At a recent conference of CBDT members and IT Commissioners, solutions were discussed to enhance advance tax and overall revenue collections. Advance tax is paid in instalments every quarter by the assessees and September 15 is the due date for the second instalment. However, the GST rollout has been a major disruptor in the market impacting revenues.
Sources said in the past engagement with top tax payers was sporadic, but now CBDT has asked for a continuous engagement so that the problems of top tax payers could be understood and they could be motivated to pay their taxes. The CBDT has even asked the IT Commissioners to send photographs of such meetings to the respective heads in CBDT as a proof of the meetings conducted by the officers.
IT Commissioners have also been asked to sharpen their focus on those individuals and companies, who have deposited cash in the banks under the demonetisation drive but have not replied to the notices and e-mails sent by the IT Department. If demand notices are not answered by such tax payers then prosecution procedures would be launched against them, sources said.

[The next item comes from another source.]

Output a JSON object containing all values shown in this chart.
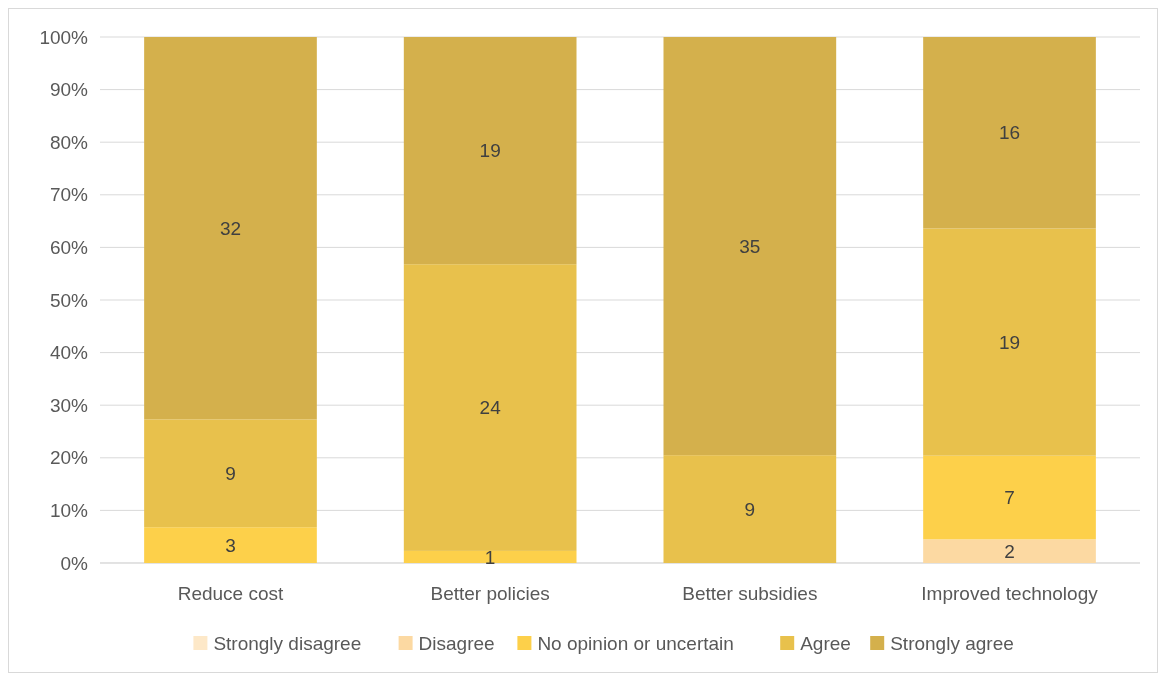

Dispose of casesFor enhancing the revenues, CBDT has also asked the IT officers to give priority to dispose of 10-year-old cases where the tax payers have challenged the tax assessment and have appealed against it with various appeal authorities. In cases where the tax payers are not traceable, the CBDT has asked the officers to push for prosecution. In a number of cases, the assessees simply vanish from their last known addresses and tax recovery becomes impossible. Only when the prosecution process gets launched with the help of State Police, the assessees, out of fear of law, surface, sources added.